Each paper-reading skill ships its own Step "Update Research Wiki (if active)" that calls the same helper once per paper it touched. The business logic is not duplicated — only the loop over that skill's specific result set differs.

Hook 2:
/idea-creator
reads AND writes wiki

Before ideation:
if research-wiki/query_pack.md exists (and < 7 days old):
    prepend query_pack to landscape context
    treat failed ideas as banlist
    treat top gaps as search seeds
    still run fresh literature search for last 3-6 months
After ideation (THIS IS CRITICAL — without it, ideas/ stays empty):
for idea in all_generated_ideas (recommended + killed):
    /research-wiki upsert_idea(idea)
    for paper_id in idea.based_on:
        add_edge(idea.node_id, paper_id, "inspired_by")
    for gap_id in idea.target_gaps:
        add_edge(idea.node_id, gap_id, "addresses_gap")
rebuild query_pack
log "idea-creator wrote N ideas to wiki"

Hook 3: After
/result-to-claim
verdict

# Create experiment page
exp_id = upsert_experiment(experiment_data)

# Update each claim's status
for claim_id in resolved_claims:
    if verdict == "yes":
        set_claim_status(claim_id, "supported")
        add_edge(exp_id, claim_id, "supports")
    elif verdict == "partial":
        set_claim_status(claim_id, "partial")
        add_edge(exp_id, claim_id, "supports")  # partial
    else:
        set_claim_status(claim_id, "invalidated")
        add_edge(exp_id, claim_id, "invalidates")

# Update idea outcome
update_idea(active_idea_id, outcome=verdict)

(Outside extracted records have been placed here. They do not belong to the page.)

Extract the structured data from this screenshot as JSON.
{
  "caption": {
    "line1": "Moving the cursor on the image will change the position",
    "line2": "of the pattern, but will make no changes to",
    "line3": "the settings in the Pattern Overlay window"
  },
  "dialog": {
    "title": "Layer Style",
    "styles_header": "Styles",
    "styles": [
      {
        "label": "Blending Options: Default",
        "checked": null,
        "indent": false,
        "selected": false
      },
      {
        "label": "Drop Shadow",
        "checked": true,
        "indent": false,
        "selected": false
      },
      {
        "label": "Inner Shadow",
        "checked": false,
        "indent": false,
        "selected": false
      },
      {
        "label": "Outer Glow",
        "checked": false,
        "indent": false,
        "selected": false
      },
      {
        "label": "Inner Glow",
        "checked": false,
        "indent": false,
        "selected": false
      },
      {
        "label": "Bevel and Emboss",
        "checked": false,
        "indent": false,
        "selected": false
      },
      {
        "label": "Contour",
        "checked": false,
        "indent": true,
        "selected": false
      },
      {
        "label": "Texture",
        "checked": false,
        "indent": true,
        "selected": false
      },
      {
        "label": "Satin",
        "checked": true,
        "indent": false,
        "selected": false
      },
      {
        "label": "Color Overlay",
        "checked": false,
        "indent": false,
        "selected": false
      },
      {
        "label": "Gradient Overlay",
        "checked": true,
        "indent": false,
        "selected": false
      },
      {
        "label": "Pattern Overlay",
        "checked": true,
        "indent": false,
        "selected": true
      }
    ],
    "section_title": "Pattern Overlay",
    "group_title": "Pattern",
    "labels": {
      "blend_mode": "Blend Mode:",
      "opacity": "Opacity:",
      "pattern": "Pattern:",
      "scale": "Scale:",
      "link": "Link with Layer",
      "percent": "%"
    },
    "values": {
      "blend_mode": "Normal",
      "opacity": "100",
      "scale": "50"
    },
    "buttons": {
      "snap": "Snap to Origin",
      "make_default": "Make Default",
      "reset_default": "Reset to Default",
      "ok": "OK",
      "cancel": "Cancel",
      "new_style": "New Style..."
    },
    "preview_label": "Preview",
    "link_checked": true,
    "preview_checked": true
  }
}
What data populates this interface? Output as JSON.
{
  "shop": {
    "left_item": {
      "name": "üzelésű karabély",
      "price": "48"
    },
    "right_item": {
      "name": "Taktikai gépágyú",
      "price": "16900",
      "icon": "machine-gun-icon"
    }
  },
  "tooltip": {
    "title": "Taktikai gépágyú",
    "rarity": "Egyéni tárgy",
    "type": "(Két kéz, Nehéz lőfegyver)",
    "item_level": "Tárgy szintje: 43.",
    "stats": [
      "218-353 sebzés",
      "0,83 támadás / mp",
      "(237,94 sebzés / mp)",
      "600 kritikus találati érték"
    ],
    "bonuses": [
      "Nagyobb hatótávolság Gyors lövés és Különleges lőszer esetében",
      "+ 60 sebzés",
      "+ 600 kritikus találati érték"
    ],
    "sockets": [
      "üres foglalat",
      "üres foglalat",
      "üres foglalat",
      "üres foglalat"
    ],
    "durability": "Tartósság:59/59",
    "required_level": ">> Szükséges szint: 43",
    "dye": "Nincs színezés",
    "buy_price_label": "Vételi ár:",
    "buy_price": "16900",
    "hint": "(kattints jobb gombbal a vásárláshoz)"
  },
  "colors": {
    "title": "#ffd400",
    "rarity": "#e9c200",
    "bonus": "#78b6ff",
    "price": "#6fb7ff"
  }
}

# If failed, record WHY for future ideation
if verdict in ("no", "partial"):
    update_idea failure_notes with specific metrics and reasons

rebuild query_pack
log "result-to-claim: exp_id updated, verdict=..."

Re-ideation Trigger

After significant wiki updates, suggest re-running
/idea-creator
:
  • ≥5 new papers ingested since last ideation
  • ≥3 new failed/partial ideas since last ideation
  • New contradiction discovered in the graph
  • New gap identified that no existing idea addresses
The system suggests but does not auto-trigger. User decides.

Key Rules

  • One source of truth for relationships:
    graph/edges.jsonl
    . Page
    Connections
    sections are auto-generated views.
  • Canonical node IDs everywhere:
    paper:<slug>
    ,
    idea:<id>
    ,
    exp:<id>
    ,
    claim:<id>
    ,
    gap:<id>
    . Never use raw titles or inconsistent shorthands.
  • Failed ideas are the most valuable memory. Never prune them from query_pack.
  • query_pack.md is hard-budgeted at 8000 chars. Deterministic generation, not open-ended summarization.
  • Append to log.md for every mutation. The log is the audit trail.
  • Reviewer independence applies. When the wiki is read by cross-model review skills, pass file paths only — do not summarize wiki content for the reviewer.

Acknowledgements

Inspired by Karpathy's LLM Wiki — "compile knowledge once, keep it current, don't re-derive on every query."